Après coup, c'était trop tard pour moi bien sûr, mais quand même, s'il recommençait avec la suivante ? Si moi je n'ai pas réussi à le faire changer, qui peut y arriver ? Je me disais que le régulateur social le plus efficient, bien avant la justice institutionnelle, ce devait être la société elle-même : ses pairs, ses proches, ses amis, ses voisins… J'étais convaincue que leur regard sur lui serait une force imparable pour le pousser à changer. Que la préservation de son image lui serait un motif suffisant. Qu'elles et eux, sûrement, comprendraient que M ne pouvait plus continuer à déconner comme ça, et qu'ils devaient lui parler. Le forcer à regarder en face ses actes et leurs conséquences, et l'inciter à agir. Au nom de leur amitié elle-même. Mais je me trompais aussi.
À chaque épisode du feuilleton, je ris amèrement : si « peu » grave que soit mon cas — je suis toujours vivante, et n'ai à comptabiliser « que » 4 ou 5 épisodes de violences physiques en 7 ans — quand j'ai parlé au-delà de mon cercle proche, j'ai eu droit à toutes les figures imposées en matière de VSS : le déni, l'indifférence, le renversement de culpabilité, la mise à l'honneur de l'agresseur, les personnes qui s'éloignent, la méfiance, l'accusation d'être une mauvaise victime, les insultes, et les menaces de plainte en diffamation. Carton plein, ou presque. Pourtant, je suis privilégiée et entourée. Mais je me suis sentie devenir, littéralement, un angle mort. Dans l'entourage de l'homme violent, on vous veut disparue. Effacée. Et surtout muette, ou en tout cas, inaudible.
Quand j'ai parlé avec la première des amis de M après la rupture, j'ai d'abord eu une oreille bienveillante. Mais je lui demandais la discrétion, et elle voulait la transparence : si je lui parlais, elle le dirait à M. Cette femme qui se dit féministe ne m'a pas demandé si j'étais d'accord pour qu'elle lui parle de nos échanges, non : c'était à prendre ou à laisser. Riche idée que de se tourner vers l'homme dont je voulais dénoncer la violence. J'avais encore trop peur de lui et de ses représailles sordides, alors je me suis tue.
Il y a aussi eu le maire (cf. billet précédent), un homme bien, honorable, humain, accessible. En apparence. Il me semblait lui devoir l'information, M étant conseiller municipal de sa majorité. Il a compati, avant de décider quelques mois plus tard qu'il était de bon ton de filer 40 000 € à son artiste et conseiller municipal « formidable », au mépris de la Charte de l'élu local, et des violences faites aux femmes : c'est un homme bien, un humaniste, mais « ça », il s'en tamponne. « De toute façon, je ne peux rien faire, tu n'as pas porté plainte », fut sa réponse. Pour lui, ce sont des affaires privées. Aujourd'hui, son épouse et lui, qui autrefois m'embrassaient, ne me saluent plus que de loin.

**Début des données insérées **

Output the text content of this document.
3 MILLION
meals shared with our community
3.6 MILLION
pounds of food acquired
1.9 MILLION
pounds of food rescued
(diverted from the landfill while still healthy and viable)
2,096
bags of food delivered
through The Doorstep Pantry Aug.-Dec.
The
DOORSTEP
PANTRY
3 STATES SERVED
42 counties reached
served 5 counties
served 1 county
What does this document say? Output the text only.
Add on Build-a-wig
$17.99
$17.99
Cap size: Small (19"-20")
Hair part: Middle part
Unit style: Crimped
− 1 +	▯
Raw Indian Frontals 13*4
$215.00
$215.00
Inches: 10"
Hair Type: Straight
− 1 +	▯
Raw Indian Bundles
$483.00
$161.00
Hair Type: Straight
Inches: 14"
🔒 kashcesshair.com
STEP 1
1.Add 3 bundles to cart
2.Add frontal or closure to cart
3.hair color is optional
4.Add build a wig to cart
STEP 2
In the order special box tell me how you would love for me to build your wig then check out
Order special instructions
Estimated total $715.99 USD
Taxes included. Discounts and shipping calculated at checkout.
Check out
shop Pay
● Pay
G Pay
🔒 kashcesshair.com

Tout ce que j'ai vécu, de ces années de stress intense et de violences intermittentes — ha ha — je l'ai écrit. Tout est désormais rassemblé dans un récit, que j'ai fait lire à quelques personnes de mon entourage. J'avais des retours encourageants, du soutien, et beaucoup de solidarité.
Alors j'ai fini par envoyer ce texte à la première amie de M que j'avais contactée. J'avais l'impression d'avoir fait de mon mieux, de m'être bien expliquée, d'avoir été à la fois factuelle, précise, et suffisamment sensible pour faire toucher du doigt les faits, les mots, et leurs conséquences sur moi. Tout ce continuum destructeur. J'étais assez confiante, en tout cas pleine d'espoir. Au diable les représailles.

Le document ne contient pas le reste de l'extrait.